Because many entries in the RCSB do not have “legacy” PDB files and instead only have the (now standard) mmCIF/PDBx format files, pidibble can also generate parsed objects from these files. This is activated by specifying a value mmCIF for the input_format keyword argument to the PDBParser generator:
>>> from pidibble.pdbparse import PDBParser
>>> p=PDBParser(PDBcode='4tvp',input_format='mmCIF').parse()

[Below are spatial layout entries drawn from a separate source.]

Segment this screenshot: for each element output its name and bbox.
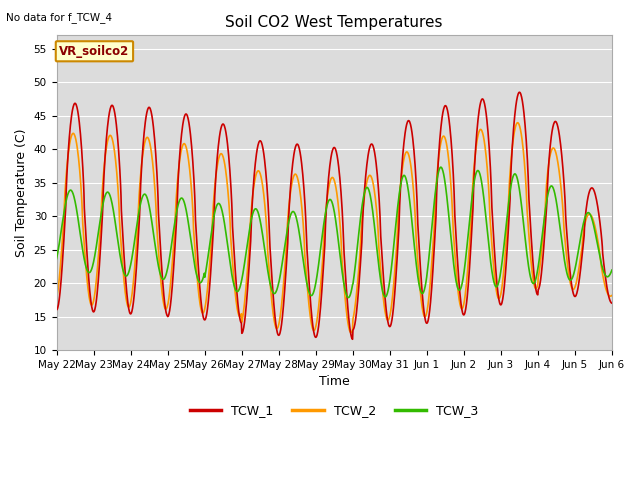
TCW_3: [176, 196, 184, 202]
TCW_3: [238, 275, 246, 280]
TCW_2: [421, 314, 429, 320]
TCW_3: [344, 295, 352, 300]
Legend: TCW_1, TCW_2, TCW_3: TCW_1, TCW_2, TCW_3: [185, 399, 483, 422]
TCW_3: [421, 286, 429, 291]
X-axis label: Time: Time: [319, 375, 349, 388]
Text: VR_soilco2: VR_soilco2: [60, 45, 129, 58]
TCW_2: [52, 296, 60, 302]
TCW_1: [176, 148, 184, 154]
TCW_2: [176, 155, 184, 161]
TCW_3: [494, 283, 502, 288]
TCW_2: [238, 317, 246, 323]
Line: TCW_1: TCW_1: [56, 92, 612, 339]
TCW_1: [493, 285, 501, 290]
TCW_2: [163, 306, 170, 312]
TCW_1: [163, 311, 170, 317]
Line: TCW_2: TCW_2: [56, 123, 612, 333]
TCW_2: [543, 180, 550, 185]
TCW_3: [52, 256, 60, 262]
TCW_1: [608, 300, 616, 306]
TCW_3: [608, 267, 616, 273]
TCW_3: [163, 270, 170, 276]
TCW_3: [543, 198, 550, 204]
Line: TCW_3: TCW_3: [56, 167, 612, 298]
TCW_1: [543, 202, 550, 208]
TCW_3: [437, 164, 445, 170]
TCW_1: [421, 314, 429, 320]
TCW_1: [515, 89, 523, 95]
TCW_1: [349, 336, 356, 342]
TCW_1: [52, 307, 60, 313]
Text: No data for f_TCW_4: No data for f_TCW_4: [6, 12, 113, 23]
TCW_2: [347, 330, 355, 336]
TCW_1: [238, 330, 246, 336]
Title: Soil CO2 West Temperatures: Soil CO2 West Temperatures: [225, 15, 443, 30]
TCW_2: [608, 292, 616, 298]
TCW_2: [514, 120, 522, 126]
Y-axis label: Soil Temperature (C): Soil Temperature (C): [15, 129, 28, 257]
TCW_2: [493, 293, 501, 299]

>>> b=p.parsed['REMARK.350.BIOMOLECULE1.TRANSFORM2']
>>> print(b.pstr())
REMARK.350.BIOMOLECULE1.TRANSFORM2
BIOMOLECULE: 1
tmp_label: BIOMOLECULE1.TRANSFORM2
header: A, B, C, D, E, F, G, H, I, J, K, L, M, N, O, P, Q, R, S, T
divnumber: 2
TRANSFORM: 2
row1: m1: -0.5; m2: -0.8660254038; m3: 0.0; t: -515.56
row2: m1: 0.8660254038; m2: -0.5; m3: 0.0; t: 0.0
row3: m1: 0.0; m2: 0.0; m3: 1.0; t: 0.0
row: [m1: -0.5; m2: -0.8660254038; m3: 0.0; t: -515.56], [m1: 0.8660254038; m2: -0.5; m3: 0.0; t: 0.0], [m1: 0.0; m2: 0.0; m3: 1.0; t: 0.0]
coordinate: 1, 2, 3
We can compare this to the REMARK.350.BIOMOLECULE1.TRANSFORM2 record from the analogous PDB file:
>>> p=PDBParser(PDBcode='4tvp',input_format='PDB').parse()

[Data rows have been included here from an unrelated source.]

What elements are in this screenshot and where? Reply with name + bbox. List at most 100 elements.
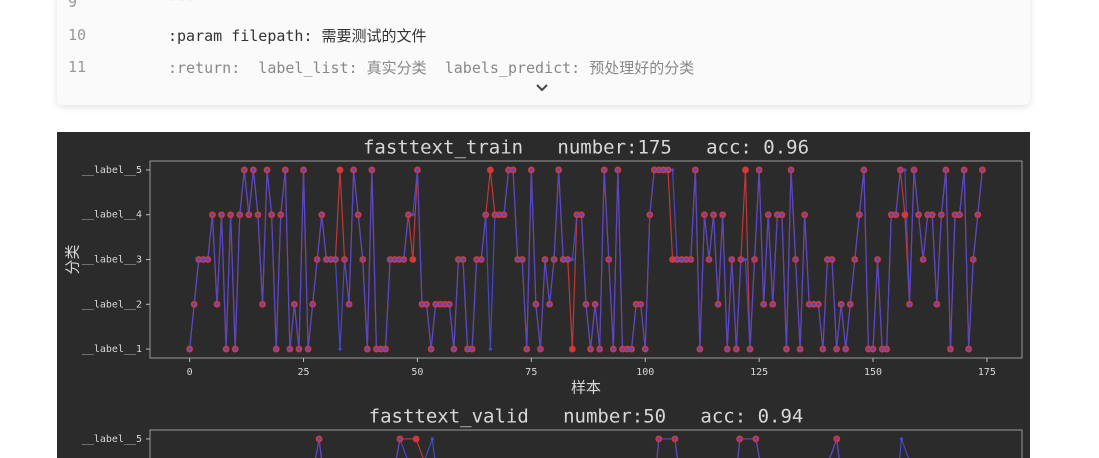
true-point <box>336 166 344 174</box>
predict-point <box>962 168 966 172</box>
predict-point <box>639 302 643 306</box>
predict-point <box>598 347 602 351</box>
x-tick-label: 125 <box>750 367 768 378</box>
predict-point <box>721 213 725 217</box>
predict-point <box>333 257 338 262</box>
predict-point <box>885 347 889 351</box>
predict-point <box>256 213 260 217</box>
predict-point <box>957 213 962 217</box>
predict-point <box>456 257 461 262</box>
predict-point <box>424 302 429 306</box>
predict-point <box>771 302 775 306</box>
predict-point <box>529 168 533 172</box>
predict-point <box>762 302 766 306</box>
predict-point <box>534 302 538 306</box>
predict-point <box>716 302 720 306</box>
predict-point <box>871 347 875 351</box>
predict-point <box>857 213 861 217</box>
predict-point <box>948 347 953 351</box>
predict-point <box>643 347 647 351</box>
predict-point <box>689 257 693 262</box>
predict-point <box>593 302 597 306</box>
predict-point <box>520 257 524 262</box>
predict-point <box>206 257 210 262</box>
predict-point <box>971 257 975 262</box>
predict-point <box>743 257 748 262</box>
predict-point <box>657 437 661 441</box>
predict-point <box>347 302 351 306</box>
predict-point <box>224 347 228 351</box>
predict-point <box>511 168 515 172</box>
x-axis-label: 样本 <box>571 379 601 397</box>
predict-point <box>393 257 397 262</box>
predict-point <box>707 257 711 262</box>
predict-point <box>356 213 360 217</box>
predict-point <box>702 213 707 217</box>
predict-point <box>292 302 297 306</box>
predict-point <box>575 213 579 217</box>
predict-point <box>452 347 456 351</box>
predict-point <box>260 302 265 306</box>
true-point <box>742 166 749 174</box>
predict-point <box>625 347 629 351</box>
predict-point <box>657 168 661 172</box>
predict-point <box>297 347 301 351</box>
predict-point <box>935 302 939 306</box>
expand-icon[interactable] <box>535 83 549 93</box>
true-point <box>568 345 576 353</box>
predict-point <box>588 347 593 351</box>
predict-point <box>506 168 511 172</box>
predict-point <box>242 168 246 172</box>
code-line: :param filepath: 需要测试的文件 <box>168 27 427 45</box>
predict-point <box>342 257 347 262</box>
predict-point <box>748 347 752 351</box>
predict-point <box>370 168 374 172</box>
predict-point <box>547 302 552 306</box>
predict-point <box>698 347 702 351</box>
predict-point <box>488 347 492 351</box>
predict-point <box>620 347 625 351</box>
y-tick-label: __label__5 <box>82 165 142 176</box>
predict-point <box>754 437 758 441</box>
predict-point <box>835 437 839 441</box>
predict-point <box>898 168 902 172</box>
predict-point <box>570 257 574 262</box>
predict-point <box>830 257 834 262</box>
predict-point <box>953 213 957 217</box>
predict-point <box>738 437 742 441</box>
predict-point <box>306 347 310 351</box>
x-tick-label: 175 <box>978 367 996 378</box>
predict-point <box>848 302 852 306</box>
predict-point <box>812 302 816 306</box>
predict-point <box>383 347 388 351</box>
predict-point <box>470 347 474 351</box>
predict-point <box>752 257 757 262</box>
predict-point <box>821 347 825 351</box>
predict-point <box>803 213 807 217</box>
predict-point <box>602 168 606 172</box>
predict-point <box>233 347 237 351</box>
predict-point <box>388 257 392 262</box>
predict-point <box>238 213 242 217</box>
predict-point <box>251 168 256 172</box>
predict-point <box>201 257 205 262</box>
predict-point <box>661 168 666 172</box>
predict-point <box>315 257 319 262</box>
predict-point <box>516 257 520 262</box>
plot-frame <box>149 429 1023 458</box>
y-tick-label: __label__5 <box>82 434 142 445</box>
predict-point <box>429 347 433 351</box>
predict-point <box>497 213 502 217</box>
predict-point <box>734 347 738 351</box>
predict-point <box>210 213 215 217</box>
predict-point <box>789 168 793 172</box>
predict-point <box>766 213 770 217</box>
predict-point <box>899 437 904 441</box>
predict-point <box>579 213 584 217</box>
predict-point <box>493 213 497 217</box>
predict-point <box>684 257 688 262</box>
predict-point <box>844 347 848 351</box>
predict-point <box>967 347 971 351</box>
predict-point <box>798 347 802 351</box>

>>> b=p.parsed['REMARK.350.BIOMOLECULE1.TRANSFORM2']
>>> print(b.pstr())
REMARK.350.BIOMOLECULE1.TRANSFORM2
label: BIOMT, BIOMT, BIOMT
coordinate: 1, 2, 3
divnumber: 2, 2, 2
row: [m1: -0.5; m2: -0.866025; m3: 0.0; t: -515.56], [m1: 0.866025; m2: -0.5; m3: 0.0; t: 0.0], [m1: 0.0; m2: 0.0; m3: 1.0; t: 0.0]
header: G, B, L, H, D, E, A, C, F, I, J, K, M, N, O, P, Q, R, S, T
Note that the important attributes of row and header are the same (in header’s case, the lists are in different orders but they have the same elements). Note the greater precision in the floating-point values for the record read in from the mmCIF file.

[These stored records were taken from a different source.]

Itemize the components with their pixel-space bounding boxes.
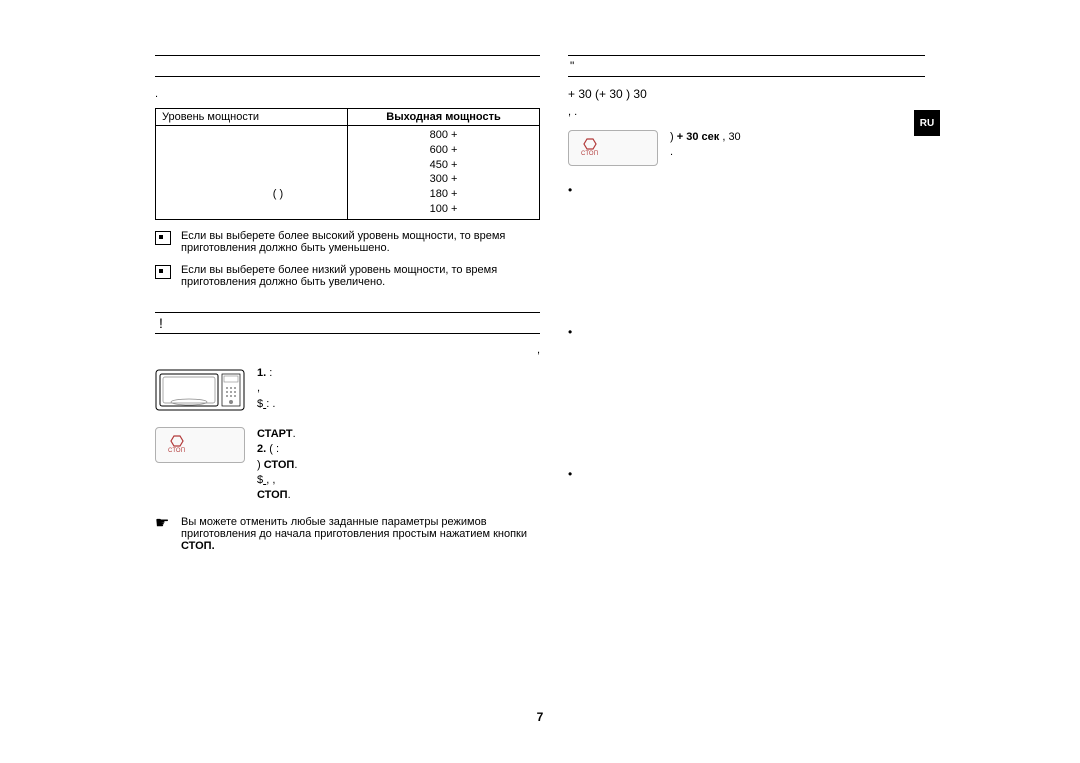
step-2-text: СТАРТ. 2. ( : ) СТОП. $ , , <box>257 427 540 504</box>
outputs-cell: 800 + 600 + 450 + 300 + 180 + 100 + <box>348 125 540 219</box>
stop-button-icon: СТОП <box>168 435 185 454</box>
step-2: СТОП СТАРТ. 2. ( : ) СТОП. <box>155 427 540 504</box>
left-section-header <box>155 55 540 77</box>
bullet-2: • <box>568 326 925 338</box>
trail-comma: , <box>155 344 540 356</box>
pointer-text: Вы можете отменить любые заданные параме… <box>181 516 540 552</box>
info-icon <box>155 265 171 279</box>
pointer-note: ☛ Вы можете отменить любые заданные пара… <box>155 516 540 552</box>
left-subsection-header: ! <box>155 312 540 334</box>
step-1: 1. : , $ : . <box>155 366 540 417</box>
right-step: СТОП ) + 30 сек , 30 <box>568 130 925 166</box>
stop-panel-illustration: СТОП <box>155 427 245 504</box>
right-column: " + 30 (+ 30 ) 30 <box>568 55 925 552</box>
stop-label: СТОП <box>581 151 598 157</box>
intro-dot: . <box>155 88 158 100</box>
col-level-header: Уровень мощности <box>156 108 348 125</box>
microwave-icon <box>155 366 245 414</box>
exclaim-icon: ! <box>159 315 163 331</box>
right-step-text: ) + 30 сек , 30 . <box>670 130 925 166</box>
note-high-text: Если вы выберете более высокий уровень м… <box>181 230 540 254</box>
levels-cell: ВЫСОКИЙ СРЕДНЕВЫСОКИЙ СРЕДНИЙ СРЕДНЕНИЗК… <box>156 125 348 219</box>
note-low: Если вы выберете более низкий уровень мо… <box>155 264 540 288</box>
right-subtitle: , . <box>568 105 925 120</box>
microwave-illustration <box>155 366 245 417</box>
power-table: Уровень мощности Выходная мощность ВЫСОК… <box>155 108 540 220</box>
right-section-header: " <box>568 55 925 77</box>
bullet-list: • • • <box>568 184 925 480</box>
note-low-text: Если вы выберете более низкий уровень мо… <box>181 264 540 288</box>
pointer-icon: ☛ <box>155 516 171 552</box>
quote-mark: " <box>570 59 574 73</box>
info-icon <box>155 231 171 245</box>
stop-button-icon: СТОП <box>581 138 598 157</box>
note-high: Если вы выберете более высокий уровень м… <box>155 230 540 254</box>
page-content: . Уровень мощности Выходная мощность ВЫС… <box>155 55 925 552</box>
left-intro: . <box>155 87 540 102</box>
left-column: . Уровень мощности Выходная мощность ВЫС… <box>155 55 540 552</box>
stop-label: СТОП <box>168 448 185 454</box>
bullet-3: • <box>568 468 925 480</box>
page-number: 7 <box>0 710 1080 724</box>
bullet-1: • <box>568 184 925 196</box>
stop-panel-illustration: СТОП <box>568 130 658 166</box>
right-title-line: + 30 (+ 30 ) 30 <box>568 87 925 101</box>
step-1-text: 1. : , $ : . <box>257 366 540 417</box>
col-output-header: Выходная мощность <box>348 108 540 125</box>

Currently, only ATOM, HETATM, SEQADV, REMARK 350, and REMARK 465 records are translated from a mmCIF-format file:
>>> ', '.join(list(p.parsed.keys()))
'ATOM, HETATM, LINK, SSBOND, SEQADV, REMARK.350.BIOMOLECULE1.TRANSFORM1, REMARK.350.BIOMOLECULE1.TRANSFORM2, REMARK.350.BIOMOLECULE1.TRANSFORM3, REMARK.465'
These records are the bare minimum needed to generate (say) input coordinate and topology files for an MD simulation. Future versions of pidibble will provide complete PDB-like parsings of mmCIF files. This is probably not useful.
Importantly: pidibble parses mmCIF input to generate a structure that is the equivalent of the PDB format; that is, it uses auth fields instead of label fields.